Pelo menos nas quatro principais festas, a saber, “Páscoa, Espírito Santo, Santa Anna e Natal”, era requerido a permissão para o uso da roqueira, no entanto, a proibição vigorou.
Durante a década de 1830 as proibições ficaram mais rígidas como mostra uma postura municipal ( leis municipais) da cidade de São Paulo, onde, “todo aquele que ...tirar esmolas para festejos de Santos fora das portas das igrejas e capelas, e pelas ruas será multado ou dois a seis dias de prisão” e em 1836 na freguesia da Penha em São Paulo uma pessoa foi presa por “esmolar com bandeira”.
Em Santa Isabel, cidade onde as posturas municipais haveriam de proibir as danças como o moçambique, comemorava-se a Festa do Divino de 1844 com a sua Imperatriz solicitando licença para esmolar, segundo documento do Arquivo Histórico do Município de São Paulo, “a fim de solenizar melhor a festa do Divino”.
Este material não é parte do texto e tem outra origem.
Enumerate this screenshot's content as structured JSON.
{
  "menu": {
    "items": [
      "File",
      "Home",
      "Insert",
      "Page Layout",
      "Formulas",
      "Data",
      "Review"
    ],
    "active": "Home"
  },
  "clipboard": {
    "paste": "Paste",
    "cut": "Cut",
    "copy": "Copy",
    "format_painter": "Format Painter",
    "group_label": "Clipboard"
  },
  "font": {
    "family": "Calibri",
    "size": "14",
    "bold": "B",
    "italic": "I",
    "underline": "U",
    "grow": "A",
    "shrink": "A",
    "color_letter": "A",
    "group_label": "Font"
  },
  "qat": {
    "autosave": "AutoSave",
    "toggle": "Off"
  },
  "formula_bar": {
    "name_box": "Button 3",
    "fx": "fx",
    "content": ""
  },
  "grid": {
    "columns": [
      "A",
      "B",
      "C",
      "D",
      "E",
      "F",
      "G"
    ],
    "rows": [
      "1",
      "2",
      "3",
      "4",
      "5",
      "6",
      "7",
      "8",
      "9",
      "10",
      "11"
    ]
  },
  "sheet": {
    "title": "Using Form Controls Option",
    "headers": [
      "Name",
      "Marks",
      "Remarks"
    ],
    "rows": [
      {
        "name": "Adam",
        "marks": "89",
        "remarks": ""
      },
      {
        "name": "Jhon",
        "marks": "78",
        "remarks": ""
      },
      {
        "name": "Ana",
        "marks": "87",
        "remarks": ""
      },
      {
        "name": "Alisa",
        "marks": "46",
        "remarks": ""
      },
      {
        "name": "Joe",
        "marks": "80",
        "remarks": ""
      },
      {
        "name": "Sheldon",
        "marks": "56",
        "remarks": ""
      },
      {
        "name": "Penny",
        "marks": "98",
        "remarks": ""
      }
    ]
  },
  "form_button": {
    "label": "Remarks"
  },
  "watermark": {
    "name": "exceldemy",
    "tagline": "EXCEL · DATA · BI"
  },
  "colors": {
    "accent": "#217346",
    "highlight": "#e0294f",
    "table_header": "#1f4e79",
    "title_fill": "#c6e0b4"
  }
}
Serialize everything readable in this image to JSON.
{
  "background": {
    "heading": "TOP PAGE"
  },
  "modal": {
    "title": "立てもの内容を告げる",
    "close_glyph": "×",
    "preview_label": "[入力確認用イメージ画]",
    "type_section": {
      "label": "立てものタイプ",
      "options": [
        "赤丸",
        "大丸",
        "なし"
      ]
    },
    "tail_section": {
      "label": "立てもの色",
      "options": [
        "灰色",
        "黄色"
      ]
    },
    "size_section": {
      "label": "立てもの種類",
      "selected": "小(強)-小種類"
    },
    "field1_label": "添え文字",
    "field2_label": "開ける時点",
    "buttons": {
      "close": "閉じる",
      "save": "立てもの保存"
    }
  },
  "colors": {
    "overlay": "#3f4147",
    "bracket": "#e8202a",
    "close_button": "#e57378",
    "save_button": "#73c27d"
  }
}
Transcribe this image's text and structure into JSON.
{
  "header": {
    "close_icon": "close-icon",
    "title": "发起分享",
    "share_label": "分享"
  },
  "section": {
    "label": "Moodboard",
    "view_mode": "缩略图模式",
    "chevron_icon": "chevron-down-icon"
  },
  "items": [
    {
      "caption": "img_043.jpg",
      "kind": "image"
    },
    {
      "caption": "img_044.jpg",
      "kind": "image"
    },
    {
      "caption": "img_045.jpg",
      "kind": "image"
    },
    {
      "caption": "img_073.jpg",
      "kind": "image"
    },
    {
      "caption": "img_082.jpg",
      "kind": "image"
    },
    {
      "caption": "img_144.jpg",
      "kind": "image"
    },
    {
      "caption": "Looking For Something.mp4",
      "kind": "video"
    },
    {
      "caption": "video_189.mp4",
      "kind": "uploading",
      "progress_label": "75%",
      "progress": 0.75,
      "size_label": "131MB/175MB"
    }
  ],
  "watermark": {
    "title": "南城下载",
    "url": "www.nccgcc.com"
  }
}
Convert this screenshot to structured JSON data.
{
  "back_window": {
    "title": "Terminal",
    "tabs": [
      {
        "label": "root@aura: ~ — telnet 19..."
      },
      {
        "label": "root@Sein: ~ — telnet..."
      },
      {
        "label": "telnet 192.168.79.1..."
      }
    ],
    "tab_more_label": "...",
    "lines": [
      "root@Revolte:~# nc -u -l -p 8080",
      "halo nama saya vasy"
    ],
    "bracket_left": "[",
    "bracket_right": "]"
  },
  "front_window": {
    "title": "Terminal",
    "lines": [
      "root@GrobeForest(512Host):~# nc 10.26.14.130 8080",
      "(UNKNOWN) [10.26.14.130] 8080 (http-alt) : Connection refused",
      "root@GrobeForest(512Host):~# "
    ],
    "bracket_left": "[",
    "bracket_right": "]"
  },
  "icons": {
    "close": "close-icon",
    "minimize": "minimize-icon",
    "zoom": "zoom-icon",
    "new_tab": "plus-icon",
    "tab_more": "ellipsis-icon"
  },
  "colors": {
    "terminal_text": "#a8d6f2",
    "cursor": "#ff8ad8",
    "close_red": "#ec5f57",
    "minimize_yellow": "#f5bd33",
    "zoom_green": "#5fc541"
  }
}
Estes exemplos nos mostram que aos olhos do poder instituído as festas e danças populares eram acompanhadas e regulamentadas pelas leis porque eram vistas como uma possibilidade de transgressão da ordem, principalmente numa sociedade escravocrata, por outro lado mostrava a autonomia, desejos e vontades do povo.
Sabendo que estas festividades, muitas vezes cerceadas, eram de extrema importância para manter a identidade do povo, o modernista Mario de Andrade realizou excursões às cidades que circundam São Paulo para mapear as festas, danças e costumes das comunidades.
Visitando Mogi das Cruzes em 30 de maio de 1936, escreveu um artigo para a Revista do Arquivo Municipal de São Paulo, sobre a Entrada dos Palmitos: “Chegado a Mogi pelas doze horas do dia 30, para organizar as filmagens que o Departamento de Cultura realizaria no dia seguinte, cuidei de indagar o que era essa “Entrada dos Palmitos”. Infelizmente perdera a cerimônia que é tradicionalmente às primeiras horas da manhã. Como julgo ver nessa festa uma curiosa e ainda viva reminiscência do culto do vegetal da primavera no Brasil, venho comunicá-la para que os conhecedores mais completos dos costumes nacionais liguem a festa mogiana a outras do país e a estudem”.
Estudar a festa e conhecer seu significado, não deixar a tradição morrer envolvida pela modernidade, este era o projeto de um modernista como Mario de Andrade.A congada e o moçambique que ele filmou pouco se modificou, a cavalhada filmada no Largo do Bom Jesus não mais existe.
A festa chegou até nossos dias muito diferente e muito igual. Igualdade na tradição e fé dos devotos e participantes. Diferente sob o signo dos valores da sociedade contemporânea, do consumo e da mercadoria.
As festividades significam encontros, possibilidades de socialização, liberdade e para todos que vivem o Divino, envolvimento, participação, solidariedade e emoção. Em qualquer época e em qualquer lugar homens e mulheres tornaram e tornam as festas autenticas e concorridas.